Marketing guru and industry veteran John Durrant says 28-week soles agency are terrible for agents, vendors and the industry as a whole need a 'Code of Conduct'

John Durrant

Are 28-week sole agency agreements a good idea? My short answer? An emphatic ‘No’, with a side of eye-rolling. With few exceptions, long-term sole agencies are terrible for everyone involved, including the agent and especially in a faltering market. And they can potentially damage the market as well. Let me explain.

The only credible reason for a sole agency lasting half a year is the agent’s lack of confidence in finding a buyer quickly. Logically, this could be because they accept instructions from vendors who have inflated ideas about the value of their homes and want to ‘test the market’.

NOT GUARANTEED

However, a seller is not guaranteed to drop to a sensible price later. Any agent who plays along risks their investment in the property’s marketing and their brand.

Agreeing to market very overpriced properties is a bad strategy for all involved, especially owners, who may eventually achieve a lower price than if they had marketed at a sensible figure in the first place.

We all know there are shadier reasons for long-term sole agencies.”

However, we all know there are shadier reasons for long-term sole agencies. The dodgiest is the practice of overvaluing homes to win instructions. Unable to attract business relying on their professionalism, some agents inflate their ‘valuation’, deceiving owners into thinking other agents are under-pricing. Agents like this believe that the more proverbial they throw at the wall, the greater the possibility that some might stick.

In these cases, sales at the original asking price would be unlikely without divine intervention.

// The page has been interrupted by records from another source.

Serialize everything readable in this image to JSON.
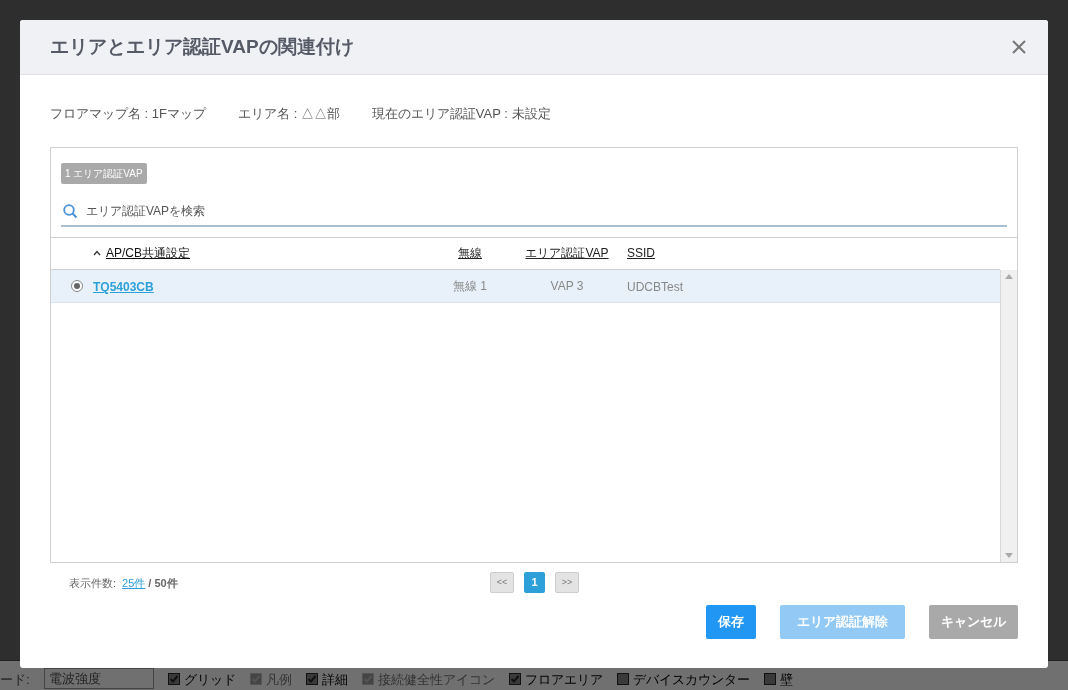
{
  "background": {
    "bottom_bar": {
      "mode_label": "ード:",
      "mode_select": "電波強度",
      "toggles": [
        {
          "label": "グリッド",
          "checked": true,
          "disabled": false
        },
        {
          "label": "凡例",
          "checked": true,
          "disabled": true
        },
        {
          "label": "詳細",
          "checked": true,
          "disabled": false
        },
        {
          "label": "接続健全性アイコン",
          "checked": true,
          "disabled": true
        },
        {
          "label": "フロアエリア",
          "checked": true,
          "disabled": false
        },
        {
          "label": "デバイスカウンター",
          "checked": false,
          "disabled": false
        },
        {
          "label": "壁",
          "checked": false,
          "disabled": false
        }
      ]
    }
  },
  "dialog": {
    "title": "エリアとエリア認証VAPの関連付け",
    "info": [
      "フロアマップ名 : 1Fマップ",
      "エリア名 : △△部",
      "現在のエリア認証VAP : 未設定"
    ],
    "panel": {
      "count_badge": "1 エリア認証VAP",
      "search": {
        "placeholder": "エリア認証VAPを検索"
      },
      "columns": [
        {
          "label": "AP/CB共通設定",
          "sorted": true
        },
        {
          "label": "無線",
          "sorted": false
        },
        {
          "label": "エリア認証VAP",
          "sorted": false
        },
        {
          "label": "SSID",
          "sorted": false
        }
      ],
      "rows": [
        {
          "selected": true,
          "name": "TQ5403CB",
          "radio": "無線 1",
          "vap": "VAP 3",
          "ssid": "UDCBTest"
        }
      ]
    },
    "pagination": {
      "label": "表示件数:",
      "page_size": "25件",
      "total": "/ 50件",
      "prev": "<<",
      "pages": [
        {
          "label": "1",
          "selected": true
        }
      ],
      "next": ">>"
    },
    "buttons": [
      {
        "label": "保存",
        "kind": "primary",
        "disabled": false
      },
      {
        "label": "エリア認証解除",
        "kind": "primary",
        "disabled": true
      },
      {
        "label": "キャンセル",
        "kind": "secondary",
        "disabled": false
      }
    ]
  }
}
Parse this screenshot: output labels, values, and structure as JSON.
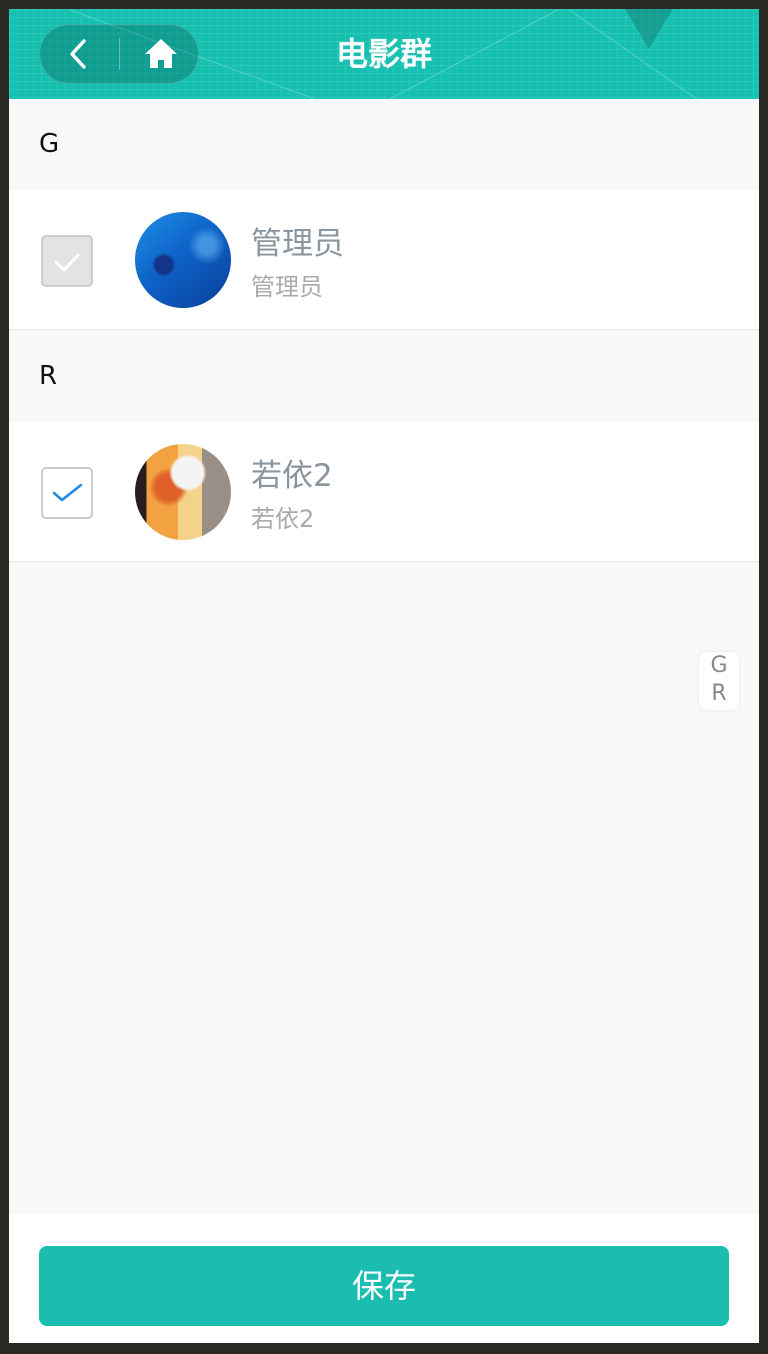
{
  "header": {
    "title": "电影群",
    "back_icon": "chevron-left-icon",
    "home_icon": "home-icon"
  },
  "sections": [
    {
      "letter": "G",
      "members": [
        {
          "name": "管理员",
          "sub": "管理员",
          "checked": true,
          "disabled": true
        }
      ]
    },
    {
      "letter": "R",
      "members": [
        {
          "name": "若依2",
          "sub": "若依2",
          "checked": true,
          "disabled": false
        }
      ]
    }
  ],
  "index_bar": [
    "G",
    "R"
  ],
  "footer": {
    "save_label": "保存"
  },
  "colors": {
    "accent": "#1bbdb1",
    "header_bg": "#15c0b0",
    "check_active": "#1a8ae6"
  }
}
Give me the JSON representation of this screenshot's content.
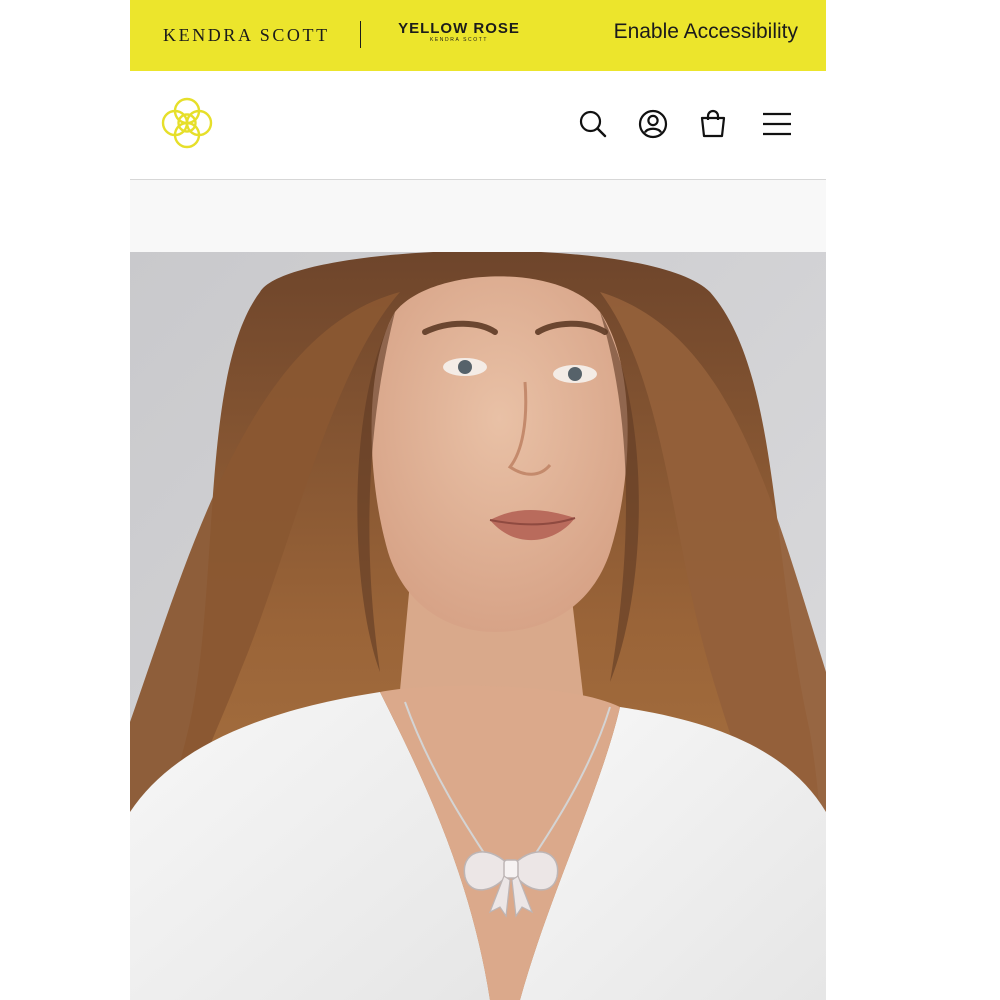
{
  "brand_bar": {
    "kendra_scott": "KENDRA SCOTT",
    "yellow_rose": "YELLOW ROSE",
    "yellow_rose_sub": "KENDRA SCOTT",
    "accessibility": "Enable Accessibility"
  },
  "header": {
    "logo": "kendra-scott-flower-logo",
    "icons": [
      "search-icon",
      "account-icon",
      "shopping-bag-icon",
      "hamburger-menu-icon"
    ]
  },
  "promo_strip": {},
  "hero": {
    "image": "model-wearing-bow-pendant-necklace"
  },
  "colors": {
    "brand_yellow": "#ece52c",
    "logo_yellow": "#e6df2a",
    "text_dark": "#1b1b1b",
    "divider": "#d7d7d7",
    "strip_bg": "#f8f8f8"
  }
}
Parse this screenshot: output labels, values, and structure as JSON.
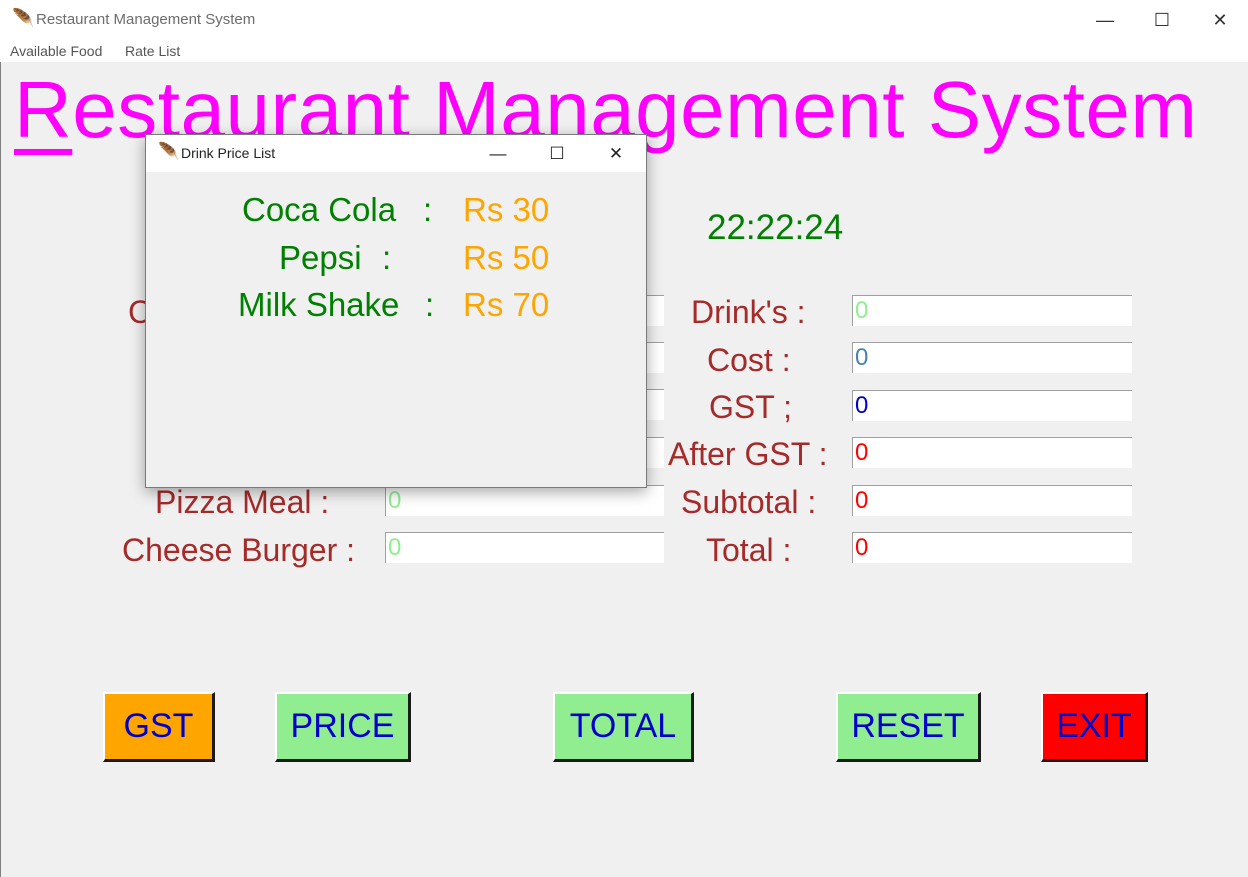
{
  "window": {
    "title": "Restaurant Management System",
    "minimize": "—",
    "maximize": "☐",
    "close": "✕"
  },
  "menubar": {
    "items": [
      "Available Food",
      "Rate List"
    ]
  },
  "heading": {
    "first_letter": "R",
    "rest": "estaurant Management System"
  },
  "clock": "22:22:24",
  "left_form": {
    "labels": [
      "Pizza Meal :",
      "Cheese Burger :"
    ],
    "values": [
      "0",
      "0"
    ]
  },
  "right_form": {
    "labels": [
      "Drink's :",
      "Cost :",
      "GST ;",
      "After GST :",
      "Subtotal :",
      "Total :"
    ],
    "values": [
      "0",
      "0",
      "0",
      "0",
      "0",
      "0"
    ]
  },
  "buttons": {
    "gst": "GST",
    "price": "PRICE",
    "total": "TOTAL",
    "reset": "RESET",
    "exit": "EXIT"
  },
  "popup": {
    "title": "Drink Price List",
    "separator": ":",
    "items": [
      {
        "name": "Coca Cola",
        "price": "Rs 30"
      },
      {
        "name": "Pepsi",
        "price": "Rs 50"
      },
      {
        "name": "Milk Shake",
        "price": "Rs 70"
      }
    ]
  },
  "colors": {
    "heading": "#ff00ff",
    "labels": "#a52a2a",
    "clock": "#008000",
    "drink_names": "#008000",
    "drink_prices": "#ffa500",
    "button_text": "#0000cd",
    "gst_button": "#ffa500",
    "green_buttons": "#90ee90",
    "exit_button": "#ff0000",
    "entry_drinks": "#90ee90",
    "entry_cost": "#4682b4",
    "entry_gst": "#0000cd",
    "entry_after_gst": "#ff0000",
    "entry_subtotal": "#ff0000",
    "entry_total": "#ff0000"
  },
  "icons": {
    "app_icon": "feather-icon",
    "popup_icon": "feather-icon"
  }
}
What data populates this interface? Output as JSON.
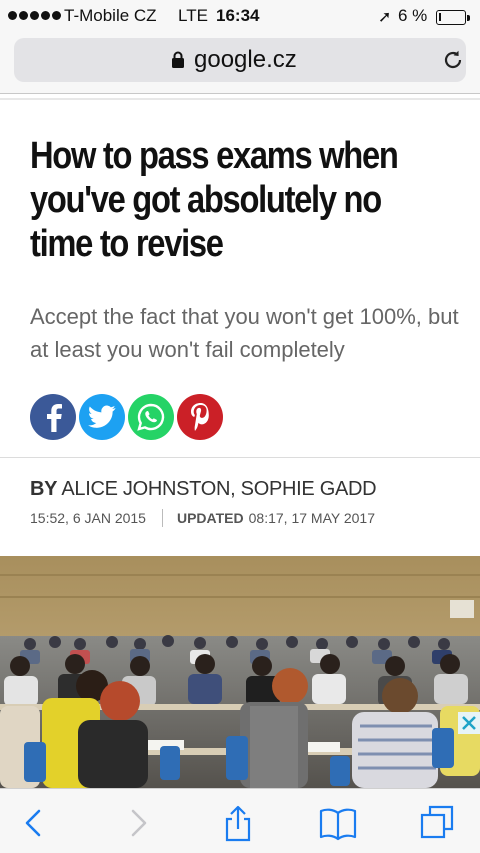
{
  "status_bar": {
    "carrier": "T-Mobile CZ",
    "network": "LTE",
    "time": "16:34",
    "battery_percent": "6 %",
    "battery_level": 0.06
  },
  "browser": {
    "url": "google.cz"
  },
  "article": {
    "headline": "How to pass exams when you've got absolutely no time to revise",
    "standfirst": "Accept the fact that you won't get 100%, but at least you won't fail completely",
    "share": [
      "facebook-icon",
      "twitter-icon",
      "whatsapp-icon",
      "pinterest-icon"
    ],
    "byline_prefix": "BY",
    "authors": "ALICE JOHNSTON, SOPHIE GADD",
    "published": "15:52, 6 JAN 2015",
    "updated_label": "UPDATED",
    "updated": "08:17, 17 MAY 2017"
  },
  "colors": {
    "facebook": "#3b5998",
    "twitter": "#1da1f2",
    "whatsapp": "#25d366",
    "pinterest": "#cb2027",
    "ios_blue": "#1a7cf0"
  },
  "toolbar": {
    "icons": [
      "back-icon",
      "forward-icon",
      "share-icon",
      "bookmarks-icon",
      "tabs-icon"
    ]
  }
}
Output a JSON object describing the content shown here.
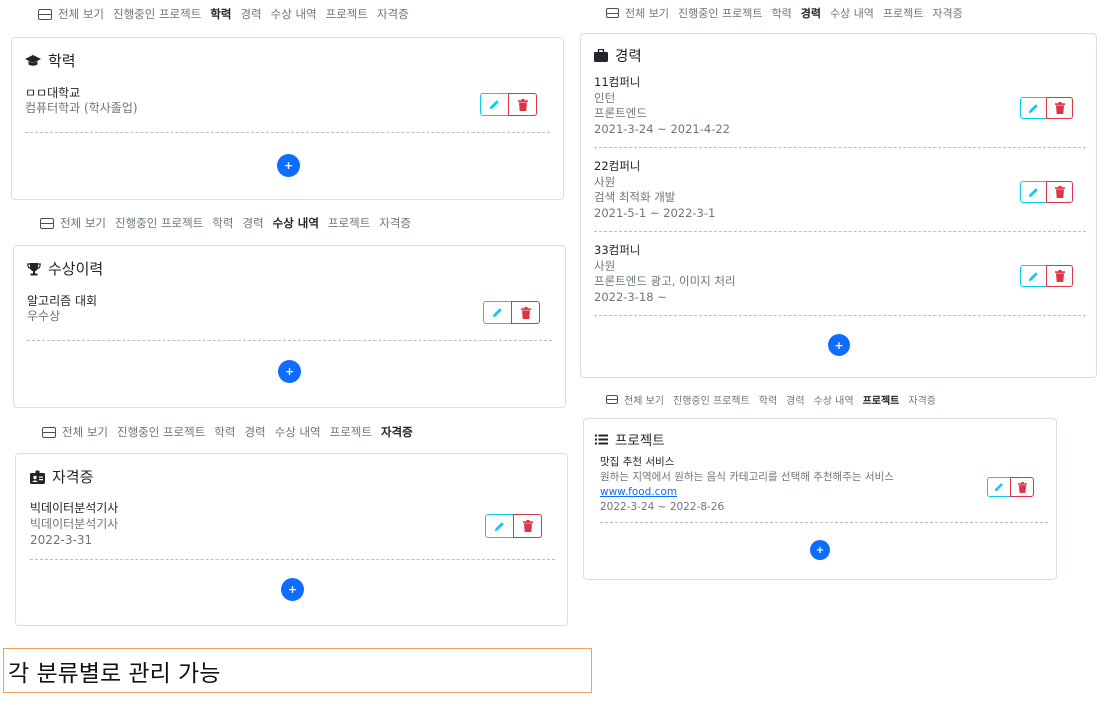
{
  "nav_tabs": [
    "전체 보기",
    "진행중인 프로젝트",
    "학력",
    "경력",
    "수상 내역",
    "프로젝트",
    "자격증"
  ],
  "education": {
    "title": "학력",
    "items": [
      {
        "line1": "ㅁㅁ대학교",
        "line2": "컴퓨터학과 (학사졸업)"
      }
    ]
  },
  "career": {
    "title": "경력",
    "items": [
      {
        "company": "11컴퍼니",
        "role": "인턴",
        "work": "프론트엔드",
        "period": "2021-3-24 ~ 2021-4-22"
      },
      {
        "company": "22컴퍼니",
        "role": "사원",
        "work": "검색 최적화 개발",
        "period": "2021-5-1 ~ 2022-3-1"
      },
      {
        "company": "33컴퍼니",
        "role": "사원",
        "work": "프론트엔드 광고, 이미지 처리",
        "period": "2022-3-18 ~"
      }
    ]
  },
  "awards": {
    "title": "수상이력",
    "items": [
      {
        "line1": "알고리즘 대회",
        "line2": "우수상"
      }
    ]
  },
  "projects": {
    "title": "프로젝트",
    "items": [
      {
        "name": "맛집 추천 서비스",
        "desc": "원하는 지역에서 원하는 음식 카테고리를 선택해 추천해주는 서비스",
        "link": "www.food.com",
        "period": "2022-3-24 ~ 2022-8-26"
      }
    ]
  },
  "certificates": {
    "title": "자격증",
    "items": [
      {
        "line1": "빅데이터분석기사",
        "line2": "빅데이터분석기사",
        "line3": "2022-3-31"
      }
    ]
  },
  "caption": "각 분류별로 관리 가능",
  "add_label": "+",
  "colors": {
    "primary": "#0d6efd",
    "info": "#0dcaf0",
    "danger": "#dc3545",
    "muted": "#6c757d",
    "caption_border": "#f0a061"
  },
  "icons": {
    "nav": "inbox-icon",
    "education": "graduation-cap-icon",
    "career": "briefcase-icon",
    "awards": "trophy-icon",
    "projects": "list-icon",
    "certificates": "id-badge-icon",
    "edit": "pencil-icon",
    "delete": "trash-icon"
  }
}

Cynically, they insist on long-term sole agencies because those give them enough time to chip away at asking prices until they reflect the actual marketplace.

The property equivalent of death by a thousand cuts. Don’t believe me? A casual look at stories by exasperated agents writing on LinkedIn will show this is an issue.

BELIEVE IN SANTA

Presented with those circumstances, human behaviour broadly falls into two categories: those who question why one agent’s valuation is significantly higher than others and take a sensible view. And those who still believe in Santa Claus and are blinded by the promise of an unrealistic price, so much so that they don’t bother reading or questioning their agent’s terms. They behave like moths to candles, apparently desperate to get trapped and burnt. Were it not for the consequences of overvaluation, it would be tempting to let them learn the hard way.

Most vendors will eventually sell for less than they might have achieved.”

Consequences of overvaluation mean that as time rolls on, the gap between their asking price and market value widens. With very few exceptions, in a falling market, most vendors will eventually sell for less than they might have achieved had they asked for a more realistic price in the first place.

They will take time to realise their mistake, and unless they give up on moving, a sole agency with months to run will leave the vendor with no option other than to accept their agent’s ‘advice’ to reduce their asking price. The longer they take to acquiesce, the more they will lose.

Vendors will likely develop a deep dislike of their estate agent.”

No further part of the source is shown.